Les belles années ont une fin. La discipline finit, elle aussi, par s’imposer chez les centristes. Dominique Paillé vit la montée en puissance de François Bayrou comme une mise au pas. Il reste dans les marges, même s’il mène pour le nouveau dirigeant centriste a campagne des européennes de 1999, sa plus belle épopée à ce jour. Il sera le premier à demander au député des Pyrénées Atlantiques e renoncer à se présenter à la présidentielle de 2002. Puis, il finira, comme beaucoup d’autres, par rejoindre l’UMP dans les bagages de Philippe Douste-Blazy. « François m’en a voulu, mais nous continuons à nous parler », explique-t-il. « C’est vrai, Dominique nous appelle, confirme Marielle de Sarnez, le bras droit du président de l’UDF. Nous échangeons des analyses ». A l’UDF, on s’amuse de ce double jeu du député des Deux-Sèvres et l’on raille « un smiley au petit pied ».
Ce parcours en souplesse et sans accroc véritable connaîtra pourtant un heurt. En septembre 2000, la justice le met en examen dans le cadre de l’affaire de la MNEF. Il est soupçonné d’être intervenu afin de faire embaucher une collaboratrice dans diverses sociétés pharmaceutiques, celle-ci lui rétrocédant ensuite une partie de ses émoluments. Non-lieu. Mais il gardera longtemps la réputation d’avoir laissé quelqu’un d’autre payer à sa place. « J’espérais qu’on n’en parlerait pas avoue-t-il un peu contrit, j’ai été meurtri. Heureusement, la vie efface tous les événements même les plus malheureux. »
Et maintenant ? Rentré dans le rang de l’UMP, il affirme, comme de nombreux autres, « qu’il ne cirera pas les pompes de Sarkozy ». Le président de l’UMP en a fait une de ses têtes de pont en direction des syndicats.

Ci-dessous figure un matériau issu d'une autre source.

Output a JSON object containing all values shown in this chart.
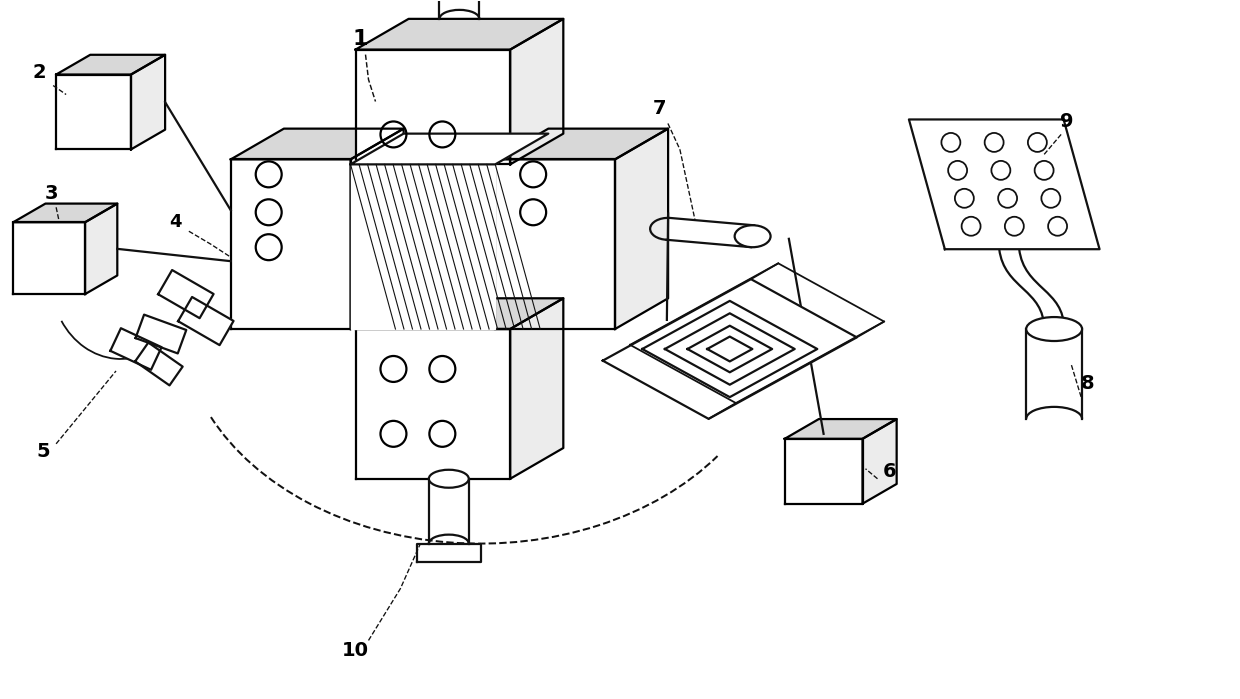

Ses liens avec une partie de la gauche, son passé de directeur d’hôpital et de syndicaliste hospitalier le désignent pour le rôle. Jean-Claude Mailly, secrétaire général de FO, qu’il a rencontré avant l’été, l’a trouvé « très professionnel, très au courant des dossiers ».

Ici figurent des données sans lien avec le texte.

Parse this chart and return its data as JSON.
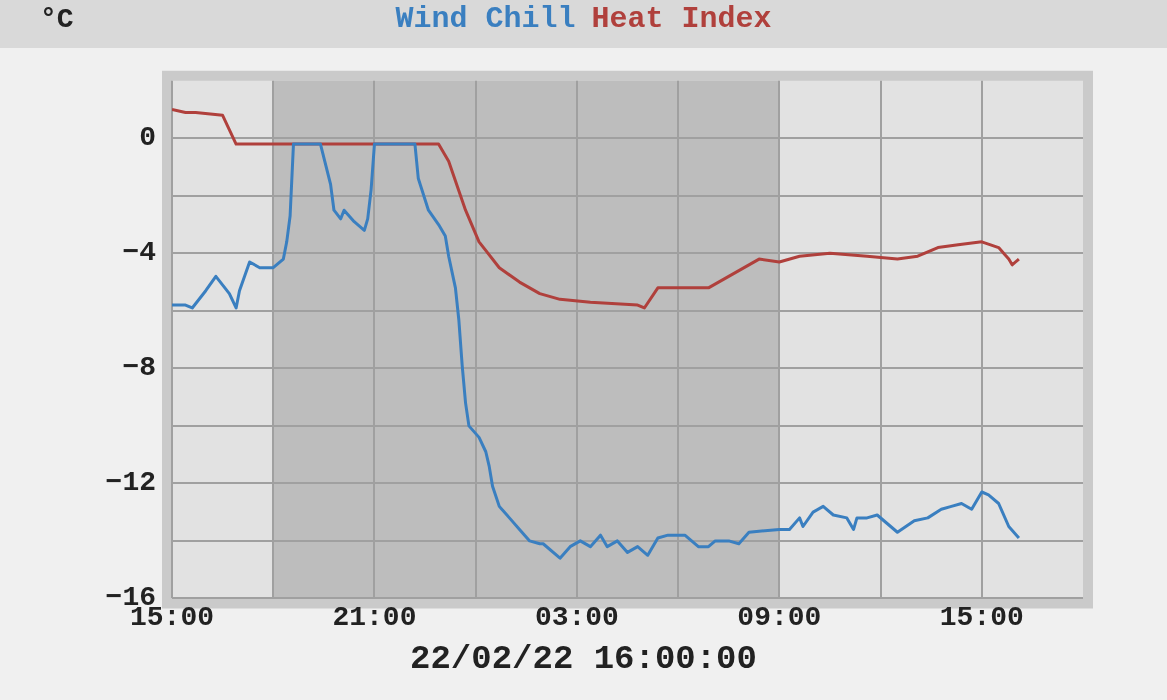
{
  "chart_data": {
    "type": "line",
    "ylabel": "°C",
    "annotations": [
      "22/02/22 16:00:00"
    ],
    "xlim": [
      "--02-21T15:00",
      "--02-22T18:00"
    ],
    "xticks": [
      {
        "value": "--02-21T15:00",
        "label": "15:00"
      },
      {
        "value": "--02-21T18:00",
        "label": null
      },
      {
        "value": "--02-21T21:00",
        "label": "21:00"
      },
      {
        "value": "--02-22T00:00",
        "label": null
      },
      {
        "value": "--02-22T03:00",
        "label": "03:00"
      },
      {
        "value": "--02-22T06:00",
        "label": null
      },
      {
        "value": "--02-22T09:00",
        "label": "09:00"
      },
      {
        "value": "--02-22T12:00",
        "label": null
      },
      {
        "value": "--02-22T15:00",
        "label": "15:00"
      }
    ],
    "ylim": [
      -16,
      2
    ],
    "yticks": [
      -16,
      {
        "value": -14,
        "label": null
      },
      -12,
      {
        "value": -10,
        "label": null
      },
      -8,
      {
        "value": -6,
        "label": null
      },
      -4,
      {
        "value": -2,
        "label": null
      },
      0
    ],
    "grid": true,
    "legend": "top",
    "marker": "none",
    "line_style": "solid",
    "bands": [
      {
        "axis": "x",
        "from": "--02-21T18:00",
        "to": "--02-22T09:00",
        "color": "#bdbdbd"
      }
    ],
    "series": [
      {
        "name": "Wind Chill",
        "color": "#3a7fc0",
        "x": [
          "--02-21T15:00",
          "--02-21T15:24",
          "--02-21T15:36",
          "--02-21T16:00",
          "--02-21T16:18",
          "--02-21T16:42",
          "--02-21T16:54",
          "--02-21T17:00",
          "--02-21T17:18",
          "--02-21T17:36",
          "--02-21T18:00",
          "--02-21T18:18",
          "--02-21T18:24",
          "--02-21T18:30",
          "--02-21T18:36",
          "--02-21T19:24",
          "--02-21T19:42",
          "--02-21T19:48",
          "--02-21T20:00",
          "--02-21T20:06",
          "--02-21T20:24",
          "--02-21T20:42",
          "--02-21T20:48",
          "--02-21T20:54",
          "--02-21T21:00",
          "--02-21T22:12",
          "--02-21T22:18",
          "--02-21T22:36",
          "--02-21T22:54",
          "--02-21T23:06",
          "--02-21T23:12",
          "--02-21T23:24",
          "--02-21T23:30",
          "--02-21T23:36",
          "--02-21T23:42",
          "--02-21T23:48",
          "--02-22T00:06",
          "--02-22T00:18",
          "--02-22T00:24",
          "--02-22T00:30",
          "--02-22T00:42",
          "--02-22T01:00",
          "--02-22T01:18",
          "--02-22T01:36",
          "--02-22T01:54",
          "--02-22T02:00",
          "--02-22T02:30",
          "--02-22T02:48",
          "--02-22T03:06",
          "--02-22T03:24",
          "--02-22T03:42",
          "--02-22T03:54",
          "--02-22T04:12",
          "--02-22T04:30",
          "--02-22T04:48",
          "--02-22T05:06",
          "--02-22T05:24",
          "--02-22T05:42",
          "--02-22T06:12",
          "--02-22T06:36",
          "--02-22T06:54",
          "--02-22T07:06",
          "--02-22T07:30",
          "--02-22T07:48",
          "--02-22T08:06",
          "--02-22T09:00",
          "--02-22T09:18",
          "--02-22T09:36",
          "--02-22T09:42",
          "--02-22T10:00",
          "--02-22T10:18",
          "--02-22T10:36",
          "--02-22T11:00",
          "--02-22T11:12",
          "--02-22T11:18",
          "--02-22T11:36",
          "--02-22T11:54",
          "--02-22T12:30",
          "--02-22T13:00",
          "--02-22T13:24",
          "--02-22T13:48",
          "--02-22T14:06",
          "--02-22T14:24",
          "--02-22T14:42",
          "--02-22T15:00",
          "--02-22T15:12",
          "--02-22T15:30",
          "--02-22T15:48",
          "--02-22T16:06"
        ],
        "values": [
          -5.8,
          -5.8,
          -5.9,
          -5.3,
          -4.8,
          -5.4,
          -5.9,
          -5.3,
          -4.3,
          -4.5,
          -4.5,
          -4.2,
          -3.6,
          -2.7,
          -0.2,
          -0.2,
          -1.6,
          -2.5,
          -2.8,
          -2.5,
          -2.9,
          -3.2,
          -2.8,
          -1.8,
          -0.2,
          -0.2,
          -1.4,
          -2.5,
          -3.0,
          -3.4,
          -4.1,
          -5.2,
          -6.3,
          -7.9,
          -9.2,
          -10.0,
          -10.4,
          -10.9,
          -11.4,
          -12.1,
          -12.8,
          -13.2,
          -13.6,
          -14.0,
          -14.1,
          -14.1,
          -14.6,
          -14.2,
          -14.0,
          -14.2,
          -13.8,
          -14.2,
          -14.0,
          -14.4,
          -14.2,
          -14.5,
          -13.9,
          -13.8,
          -13.8,
          -14.2,
          -14.2,
          -14.0,
          -14.0,
          -14.1,
          -13.7,
          -13.6,
          -13.6,
          -13.2,
          -13.5,
          -13.0,
          -12.8,
          -13.1,
          -13.2,
          -13.6,
          -13.2,
          -13.2,
          -13.1,
          -13.7,
          -13.3,
          -13.2,
          -12.9,
          -12.8,
          -12.7,
          -12.9,
          -12.3,
          -12.4,
          -12.7,
          -13.5,
          -13.9
        ]
      },
      {
        "name": "Heat Index",
        "color": "#b0403c",
        "x": [
          "--02-21T15:00",
          "--02-21T15:24",
          "--02-21T15:42",
          "--02-21T16:30",
          "--02-21T16:54",
          "--02-21T22:18",
          "--02-21T22:54",
          "--02-21T23:12",
          "--02-21T23:42",
          "--02-22T00:06",
          "--02-22T00:42",
          "--02-22T01:18",
          "--02-22T01:54",
          "--02-22T02:30",
          "--02-22T03:24",
          "--02-22T04:48",
          "--02-22T05:00",
          "--02-22T05:24",
          "--02-22T06:54",
          "--02-22T07:30",
          "--02-22T08:24",
          "--02-22T09:00",
          "--02-22T09:36",
          "--02-22T10:30",
          "--02-22T11:36",
          "--02-22T12:30",
          "--02-22T13:06",
          "--02-22T13:42",
          "--02-22T14:18",
          "--02-22T15:00",
          "--02-22T15:30",
          "--02-22T15:48",
          "--02-22T15:54",
          "--02-22T16:06"
        ],
        "values": [
          1.0,
          0.9,
          0.9,
          0.8,
          -0.2,
          -0.2,
          -0.2,
          -0.8,
          -2.5,
          -3.6,
          -4.5,
          -5.0,
          -5.4,
          -5.6,
          -5.7,
          -5.8,
          -5.9,
          -5.2,
          -5.2,
          -4.8,
          -4.2,
          -4.3,
          -4.1,
          -4.0,
          -4.1,
          -4.2,
          -4.1,
          -3.8,
          -3.7,
          -3.6,
          -3.8,
          -4.2,
          -4.4,
          -4.2
        ]
      }
    ]
  }
}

Dominique Paillé feint de ne pas être dupe de sa place au côté du président de l’UMP. Il sait qu’il n’est pas du premier cercle même s’il participe aux réunions pour ébaucher le futur programme de l’UMP aux législatives. Pour l’heure, il observe les rouages de la machine, attendant de se rendre un jour peut-être indispensable. « On n’a pas de vrais amis en politique, lâche-t-il, on a des réseaux. Nous sommes tous liés par des sentiments d’intérêt ».